Dados da Associação Brasileira do Veículo Elétrico (ABVE) mostram que apenas nos dois primeiros meses deste ano foram comercializados 48.591 veículos eletrificados, alta de 90% em relação ao mesmo período de 2025, quando o mercado registrou 25.544 unidades vendidas.
O crescimento, no entanto, não foi acompanhado na mesma velocidade pela expansão da infraestrutura de recarga. Segundo a ABVE, o Brasil conta atualmente com cerca de 25 mil pontos públicos e semipúblicos para atender aproximadamente 506 mil veículos plug-in, uma relação próxima de 20 automóveis por estação disponível.
Enquanto a rede de carregamento evolui, muitos proprietários recorrem às tomadas convencionais para recarregar seus veículos.
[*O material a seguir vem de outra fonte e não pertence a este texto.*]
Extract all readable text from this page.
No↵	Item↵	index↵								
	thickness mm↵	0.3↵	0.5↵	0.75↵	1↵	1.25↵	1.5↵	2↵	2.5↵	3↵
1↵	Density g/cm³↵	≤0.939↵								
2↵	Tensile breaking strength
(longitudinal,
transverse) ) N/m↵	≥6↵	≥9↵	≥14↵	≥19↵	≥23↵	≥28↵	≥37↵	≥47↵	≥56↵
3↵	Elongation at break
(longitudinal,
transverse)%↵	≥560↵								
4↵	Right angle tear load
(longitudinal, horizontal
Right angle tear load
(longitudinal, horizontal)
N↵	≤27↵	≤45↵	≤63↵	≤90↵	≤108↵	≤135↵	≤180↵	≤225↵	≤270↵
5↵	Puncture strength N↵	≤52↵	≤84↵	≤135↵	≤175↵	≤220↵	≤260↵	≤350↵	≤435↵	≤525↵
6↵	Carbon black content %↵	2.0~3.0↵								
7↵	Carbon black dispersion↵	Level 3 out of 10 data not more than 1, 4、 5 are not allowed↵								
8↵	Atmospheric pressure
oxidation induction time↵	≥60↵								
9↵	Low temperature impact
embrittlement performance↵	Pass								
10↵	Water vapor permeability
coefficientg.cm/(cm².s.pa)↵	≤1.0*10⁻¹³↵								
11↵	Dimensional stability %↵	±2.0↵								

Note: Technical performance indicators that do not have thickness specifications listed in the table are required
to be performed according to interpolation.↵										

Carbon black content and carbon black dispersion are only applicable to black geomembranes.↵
Para Andrey Nikollas Bucko, engenheiro eletricista da PSMR, essa prática deve ser evitada como rotina.
“O carregamento de um carro elétrico em uma tomada doméstica deve ser uma última alternativa, e não a solução principal para o dia a dia. Carregadores domésticos podem causar superaquecimento e incêndios, até porque a infraestrutura elétrica residencial nem sempre está preparada para suportar a demanda de energia. Os carros elétricos necessitam de estações próprias, pois trabalham com correntes altas”, alerta o especialista.
Segundo Bucko, além do risco às instalações elétricas da residência, oscilações na rede podem comprometer componentes do sistema de recarga e do próprio veículo. Flutuações de tensão podem provocar falhas prematuras nos circuitos eletrônicos do carregador e, em situações de sobrecarga, atingir diretamente a bateria do automóvel, um dos itens de maior valor em um veículo elétrico.
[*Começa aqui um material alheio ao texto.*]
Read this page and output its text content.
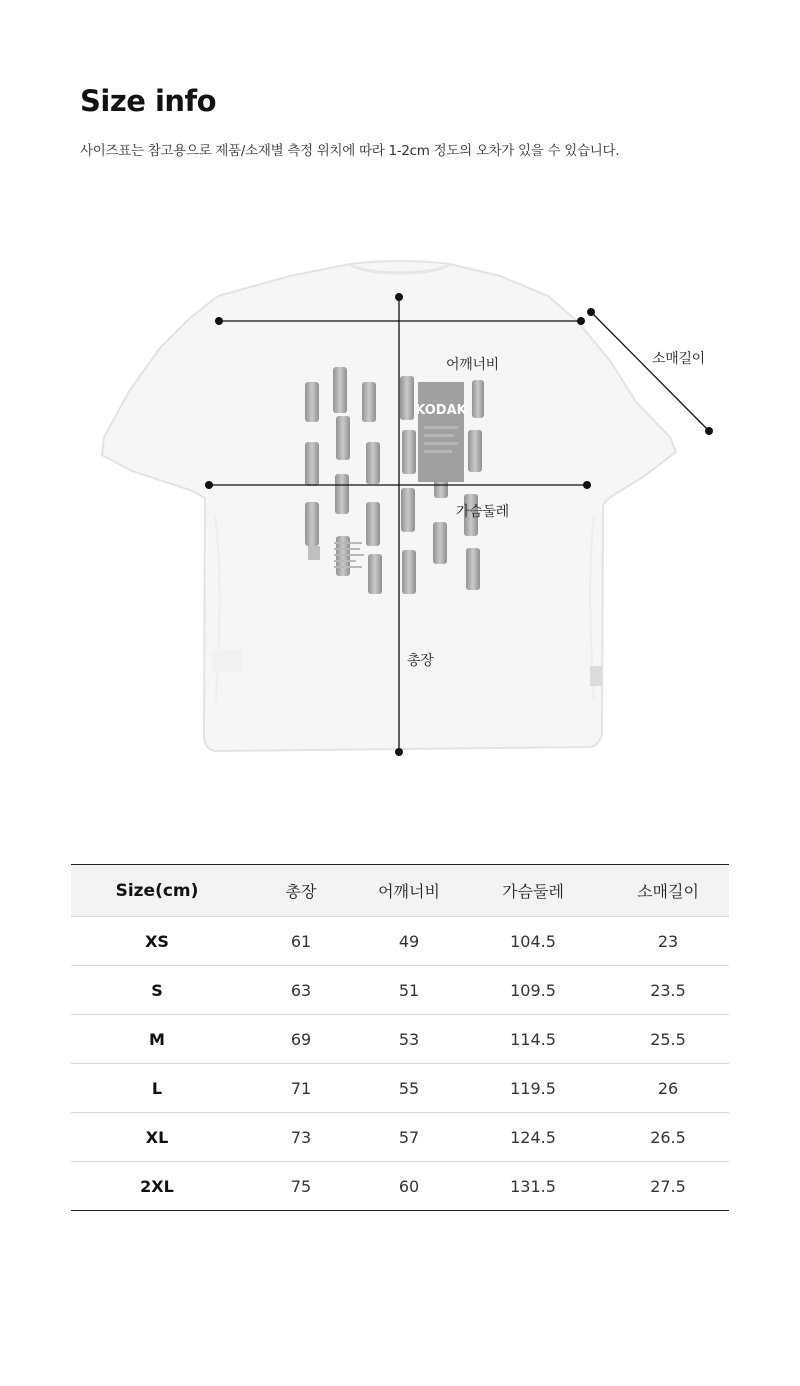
Size info

사이즈표는 참고용으로 제품/소재별 측정 위치에 따라 1-2cm 정도의 오차가 있을 수 있습니다.

KODAK
어깨너비	소매길이
가슴둘레
총장
Size(cm)	총장	어깨너비	가슴둘레	소매길이
XS	61	49	104.5	23
S	63	51	109.5	23.5
M	69	53	114.5	25.5
L	71	55	119.5	26
XL	73	57	124.5	26.5
2XL	75	60	131.5	27.5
De acordo com o engenheiro, esse tipo de ocorrência pode reduzir a vida útil da bateria e, em casos mais graves, comprometer o funcionamento do veículo.
Quando não houver outra alternativa além da utilização de uma tomada residencial, o especialista recomenda que a instalação elétrica conte com um Dispositivo de Proteção contra Surtos (DPS), equipamento desenvolvido para proteger aparelhos conectados à rede contra picos de energia e descargas atmosféricas.
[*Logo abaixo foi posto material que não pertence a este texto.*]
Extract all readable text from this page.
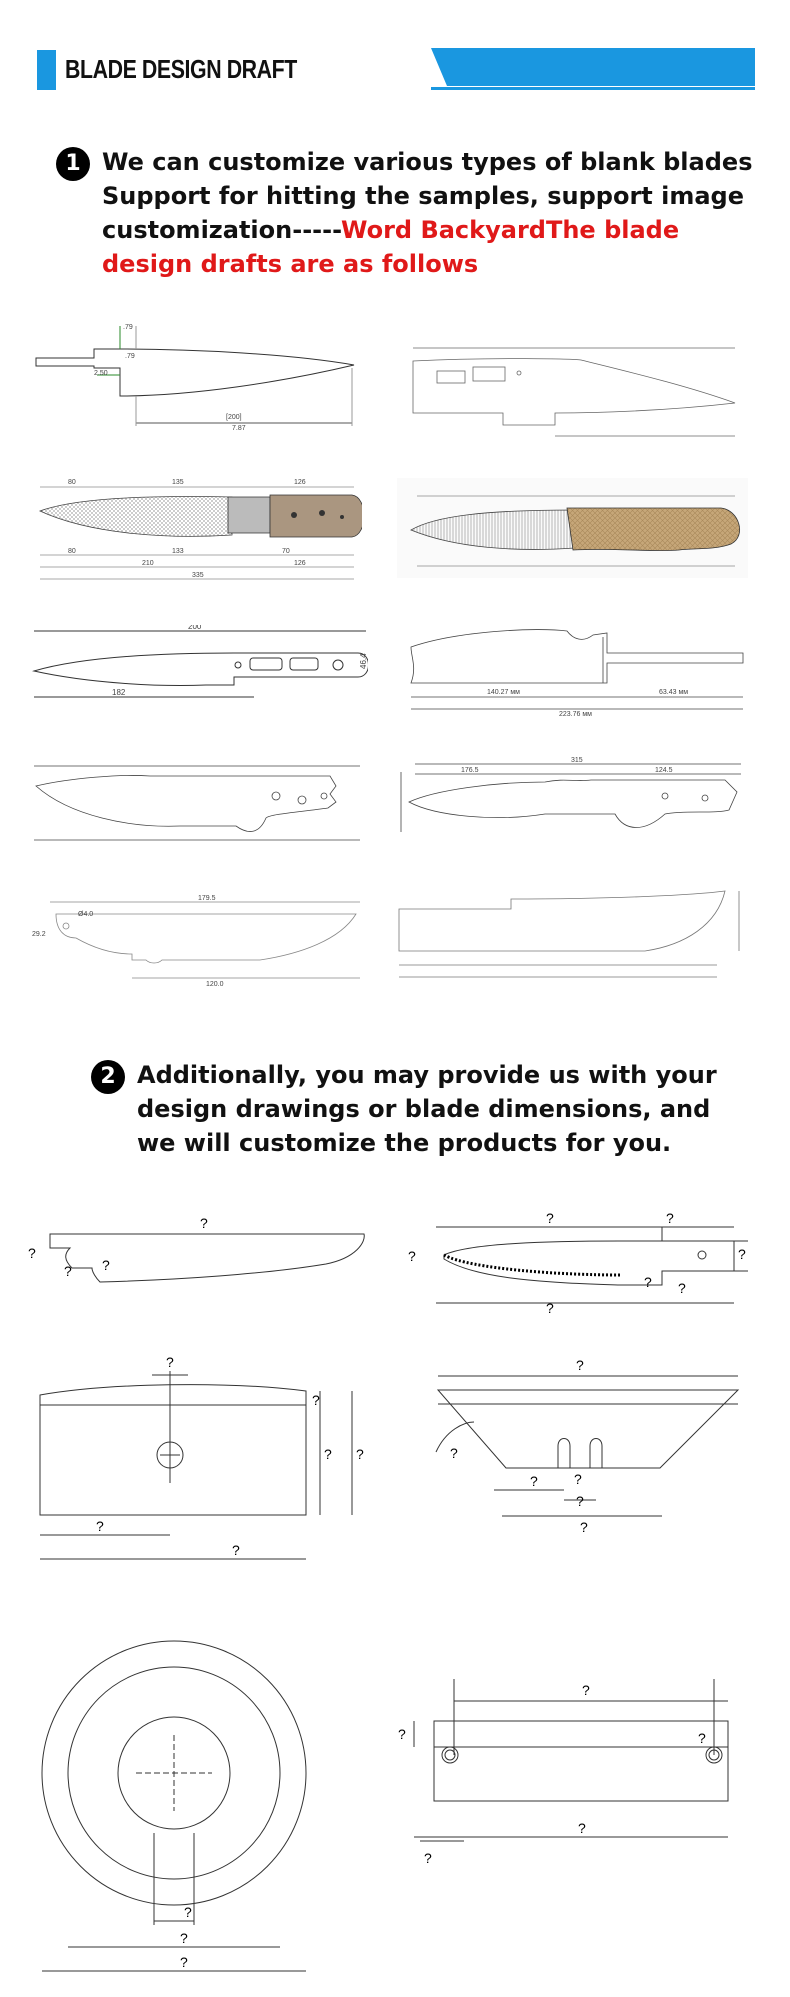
BLADE DESIGN DRAFT
1 We can customize various types of blank blades
Support for hitting the samples, support image
customization-----Word BackyardThe blade
design drafts are as follows
.79
.79
2.50
[200]
7.87
80	135	126
80	133	70
210	126
335
200
182
46.4
140.27 мм	63.43 мм
223.76 мм
315
176.5	124.5
179.5
Ø4.0
29.2
120.0
2 Additionally, you may provide us with your
design drawings or blade dimensions, and
we will customize the products for you.
?
?
? ?
?	?
?	?
? ?
?
?
?
? ?
?
?
?
?
?	?
?
?
?
?
?
?
?	?
?
?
“O DPS funciona como uma barreira que detecta a sobretensão e a desvia rapidamente, impedindo que a alta tensão chegue aos equipamentos. Os DPS são a última linha de defesa”, explica.
Os dispositivos são divididos em três categorias — Classe 1, Classe 2 e Classe 3 — conforme a capacidade de proteção. O DPS Classe 1, normalmente instalado na entrada da rede elétrica, possui maior capacidade de absorver surtos e direcionar o excesso de energia para o sistema de aterramento, reduzindo o risco de danos aos equipamentos ligados à instalação.
Além das descargas atmosféricas, o equipamento também atua contra oscilações da rede elétrica e outros picos de tensão, evitando que a sobrecarga alcance aparelhos eletrônicos sensíveis.
Segundo Bucko, a instalação dos dispositivos costuma ser realizada nos quadros de distribuição elétrica e representa um investimento pequeno diante do valor de bens que precisam ser protegidos.
“A linha de DPS da PSMR é de fácil instalação e normalmente aplicada em quadros de distribuição. É um valor muito baixo quando comparado ao custo de bens de alto valor, como um carro elétrico”, destaca o especialista.
A preocupação com instalações elétricas também aparece em dados sobre acidentes no país. No ano passado, o Brasil registrou crescimento aproximado de 10% no número de incêndios relacionados a fatores estruturais e operacionais das instalações elétricas, em comparação com 2024.
O Anuário da Associação Brasileira de Conscientização para os Perigos da Eletricidade (Abracopel) aponta que muitos desses episódios estão ligados a falhas estruturais, ausência de manutenção e deficiência na aplicação das normas técnicas, situações que podem resultar em perdas patrimoniais e humanas evitáveis. Para especialistas, à medida que a frota de veículos elétricos cresce, a adequação das instalações elétricas passa a ser um fator cada vez mais importante para garantir segurança durante a recarga.